Bachard Accorédé LIAMIDI
Docteur en Droit Privé
Avocat au Barreau du Bénin

 

Le droit administratif béninois, dans sa quête d’équilibre entre l’efficacité de l’action publique et la protection des administrés, consacre des principes fondamentaux dont le respect s’impose même aux autorités de régulation les plus puissantes.

Les arrêts n°41/CA rendu par la chambre administrative en date du 03 octobre 2024 et n°07/CA/AP rendu par l’assemblée plénière en date  du 13 octobre 2025, de la Cour suprême du Bénin, illustrent avec force cette dynamique de protection juridictionnelle offerte aux justiciables desdites Autorités de Régulation .

L’affaire concerne M. Abdou Rafiou SUANON KORA, alors Personne Responsable des Marchés Publics (PRMP) de la Commission Electorale Nationale Autonome (CENA) . Dans le contexte de l’organisation des législatives de 2023, et suite à des directives du Conseil Électoral, il a procédé à l’acquisition d’enveloppes sécurisées sur le marché local en procédure de gré à gré. S’autosaisissant de ce dossier, l’Autorité de Régulation des Marchés Publics (ARMP) a prononcé, le 25 novembre 2022, son exclusion de la commande publique pour une durée de six ans. Contestant cette sanction, l’intéressé a saisi la Chambre Administrative de la Cour suprême qui, par un premier arrêt en 2024, a annulé la décision de l’ARMP. Cette position a été définitivement confirmée par l’Assemblée Plénière de la haute Juridiction le 13 octobre 2025, rejetant ainsi le pourvoi formé par le régulateur.

La Cour suprême a dû répondre à deux questions majeures. D’une part, sur la forme : le juge peut-il déclarer recevable un recours déposé largement hors délai au motif que la décision attaquée viole un droit fondamental ? D’autre part, sur le fond : l’urgence liée à un calendrier électoral dispense-t-elle l’administration du respect du principe du contradictoire et du droit de la défense ? Cette jurisprudence est remarquable à double titre.
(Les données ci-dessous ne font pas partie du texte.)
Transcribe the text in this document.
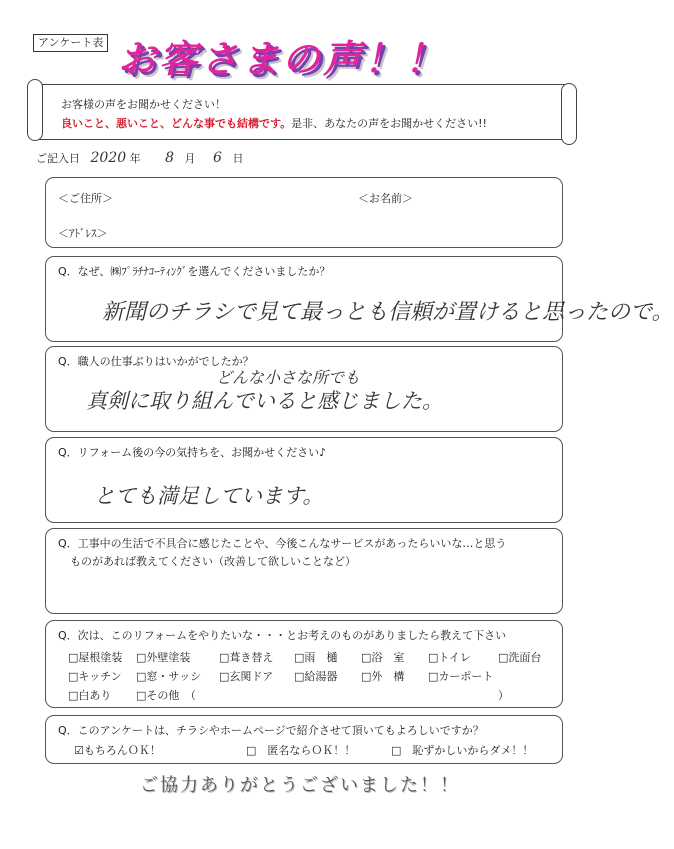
アンケート表 お客さまの声！！
お客様の声をお聞かせください！
良いこと、悪いこと、どんな事でも結構です。是非、あなたの声をお聞かせください!!
ご記入日 2020 年 8 月 6 日
＜ご住所＞	＜お名前＞
＜ｱﾄﾞﾚｽ＞
Q．なぜ、㈱ﾌﾟﾗﾁﾅｺｰﾃｨﾝｸﾞを選んでくださいましたか？
新聞のチラシで見て最っとも信頼が置けると思ったので。
Q．職人の仕事ぶりはいかがでしたか？
どんな小さな所でも
真剣に取り組んでいると感じました。
Q．リフォーム後の今の気持ちを、お聞かせください♪
とても満足しています。
Q．工事中の生活で不具合に感じたことや、今後こんなサービスがあったらいいな…と思う
ものがあれば教えてください（改善して欲しいことなど）
Q．次は、このリフォームをやりたいな・・・とお考えのものがありましたら教えて下さい
□屋根塗装 □外壁塗装	□葺き替え □雨　樋 □浴　室 □トイレ □洗面台
□キッチン □窓・サッシ □玄関ドア □給湯器 □外　構 □カーポート
□白あり □その他　（	）
Q．このアンケートは、チラシやホームページで紹介させて頂いてもよろしいですか？
☑もちろんＯＫ！	□　匿名ならＯＫ！！	□　恥ずかしいからダメ！！
ご協力ありがとうございました！！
Elle consacre d’abord une forme de primauté du droit de la défense sur les règles de forclusion, permettant ainsi au juge de s’affranchir des délais de procédure classiques. Elle rappelle ensuite que la responsabilité de l’agent ne saurait être engagée lorsqu’il se borne à exécuter les délibérations de son autorité de tutelle sans faute personnelle prouvée. Il conviendra d’analyser dans un premier temps l’audace procédurale de la Cour suprême qui privilégie la protection des droits fondamentaux sur les délais de recours (I), avant d’étudier la rigueur avec laquelle le juge sanctionne le non-respect du principe du contradictoire par l’autorité de régulation (II).

I. Un assouplissement notable des conditions de recevabilité du recours

Le juge administratif béninois semble ici s’écarter d’un formalisme étroit pour garantir l’accès à la justice, tant sur la question de l’erreur matérielle que sur celle des délais.
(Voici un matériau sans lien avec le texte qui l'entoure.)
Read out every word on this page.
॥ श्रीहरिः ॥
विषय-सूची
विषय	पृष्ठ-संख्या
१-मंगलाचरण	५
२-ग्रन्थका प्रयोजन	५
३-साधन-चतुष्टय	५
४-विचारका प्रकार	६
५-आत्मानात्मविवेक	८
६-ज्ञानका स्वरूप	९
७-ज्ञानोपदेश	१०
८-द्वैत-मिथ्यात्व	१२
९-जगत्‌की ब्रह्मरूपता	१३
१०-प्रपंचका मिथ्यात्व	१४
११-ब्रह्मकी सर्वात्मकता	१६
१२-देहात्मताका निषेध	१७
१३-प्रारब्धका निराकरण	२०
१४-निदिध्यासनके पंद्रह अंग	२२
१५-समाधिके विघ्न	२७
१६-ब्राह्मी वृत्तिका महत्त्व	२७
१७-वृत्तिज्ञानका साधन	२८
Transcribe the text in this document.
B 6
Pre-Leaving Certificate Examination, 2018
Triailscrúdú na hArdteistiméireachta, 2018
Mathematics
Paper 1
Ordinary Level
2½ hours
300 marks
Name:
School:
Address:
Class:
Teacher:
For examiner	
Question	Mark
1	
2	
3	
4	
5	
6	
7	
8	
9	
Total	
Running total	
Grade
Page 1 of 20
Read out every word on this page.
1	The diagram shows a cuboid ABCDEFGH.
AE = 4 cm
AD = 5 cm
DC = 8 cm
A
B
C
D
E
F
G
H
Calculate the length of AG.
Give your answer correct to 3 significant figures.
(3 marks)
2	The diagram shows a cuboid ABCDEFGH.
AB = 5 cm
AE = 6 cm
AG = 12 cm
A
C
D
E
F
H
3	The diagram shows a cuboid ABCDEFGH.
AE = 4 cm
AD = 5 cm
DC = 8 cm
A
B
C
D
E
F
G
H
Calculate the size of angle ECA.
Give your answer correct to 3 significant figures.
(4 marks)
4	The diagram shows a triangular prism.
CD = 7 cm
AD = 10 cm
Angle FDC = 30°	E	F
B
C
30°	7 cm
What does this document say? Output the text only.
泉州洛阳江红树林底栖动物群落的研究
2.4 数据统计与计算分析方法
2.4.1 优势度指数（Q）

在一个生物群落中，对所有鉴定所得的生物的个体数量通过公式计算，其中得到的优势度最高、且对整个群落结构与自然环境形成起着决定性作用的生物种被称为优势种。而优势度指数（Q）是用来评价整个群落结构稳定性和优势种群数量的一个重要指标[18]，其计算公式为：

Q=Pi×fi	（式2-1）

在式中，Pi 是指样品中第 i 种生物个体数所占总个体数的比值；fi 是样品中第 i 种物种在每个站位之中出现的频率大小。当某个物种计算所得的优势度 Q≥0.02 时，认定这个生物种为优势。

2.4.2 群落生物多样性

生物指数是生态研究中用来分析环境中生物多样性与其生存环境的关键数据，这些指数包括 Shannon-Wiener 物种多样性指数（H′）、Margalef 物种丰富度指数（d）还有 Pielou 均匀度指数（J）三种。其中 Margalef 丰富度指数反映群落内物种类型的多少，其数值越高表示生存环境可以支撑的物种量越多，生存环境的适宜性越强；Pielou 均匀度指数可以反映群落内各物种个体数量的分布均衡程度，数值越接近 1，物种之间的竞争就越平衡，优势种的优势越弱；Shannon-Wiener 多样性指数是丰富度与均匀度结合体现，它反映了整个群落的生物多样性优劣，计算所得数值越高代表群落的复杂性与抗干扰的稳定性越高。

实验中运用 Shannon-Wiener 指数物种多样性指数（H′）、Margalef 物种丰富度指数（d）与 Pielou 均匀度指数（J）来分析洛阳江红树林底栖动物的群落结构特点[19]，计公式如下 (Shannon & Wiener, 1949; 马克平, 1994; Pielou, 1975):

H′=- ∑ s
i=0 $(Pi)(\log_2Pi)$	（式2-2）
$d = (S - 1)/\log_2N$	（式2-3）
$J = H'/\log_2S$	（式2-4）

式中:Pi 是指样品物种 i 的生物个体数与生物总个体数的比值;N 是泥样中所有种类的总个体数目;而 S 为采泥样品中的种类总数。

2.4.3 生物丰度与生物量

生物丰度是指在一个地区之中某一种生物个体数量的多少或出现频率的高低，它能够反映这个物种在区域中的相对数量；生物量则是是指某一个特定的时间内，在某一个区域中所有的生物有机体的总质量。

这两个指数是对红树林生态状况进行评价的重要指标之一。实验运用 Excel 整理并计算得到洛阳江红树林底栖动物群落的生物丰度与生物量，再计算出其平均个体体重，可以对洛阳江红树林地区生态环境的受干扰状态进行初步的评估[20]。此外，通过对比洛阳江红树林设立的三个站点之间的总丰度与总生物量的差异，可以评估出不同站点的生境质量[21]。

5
A. La prééminence de l’intention du requérant sur l’erreur matérielle

L’accès au juge administratif est souvent parsemé d’obstacles formalistes qui peuvent s’avérer fatals pour le justiciable. Dans l’affaire opposant M. SUANON KORA à l’ARMP, la recevabilité du recours a d’abord été mise à l’épreuve par une imprécision technique : le requérant s’était trompé dans les références de la décision attaquée au sein de sa requête initiale. Face à cette exception d’irrecevabilité soulevée par l’administration, la Cour suprême a fait preuve d’un pragmatisme notable en affirmant dans son arrêt n°41/CA du 03 octobre 2024 : « Que l’erreur sur le numéro de la décision est une simple erreur matérielle qui ne saurait vider le recours de son objet, dès lors que l’intention du requérant d’attaquer la décision d’exclusion est manifeste et que les écritures ultérieures ont permis d’identifier l’acte attaqué. »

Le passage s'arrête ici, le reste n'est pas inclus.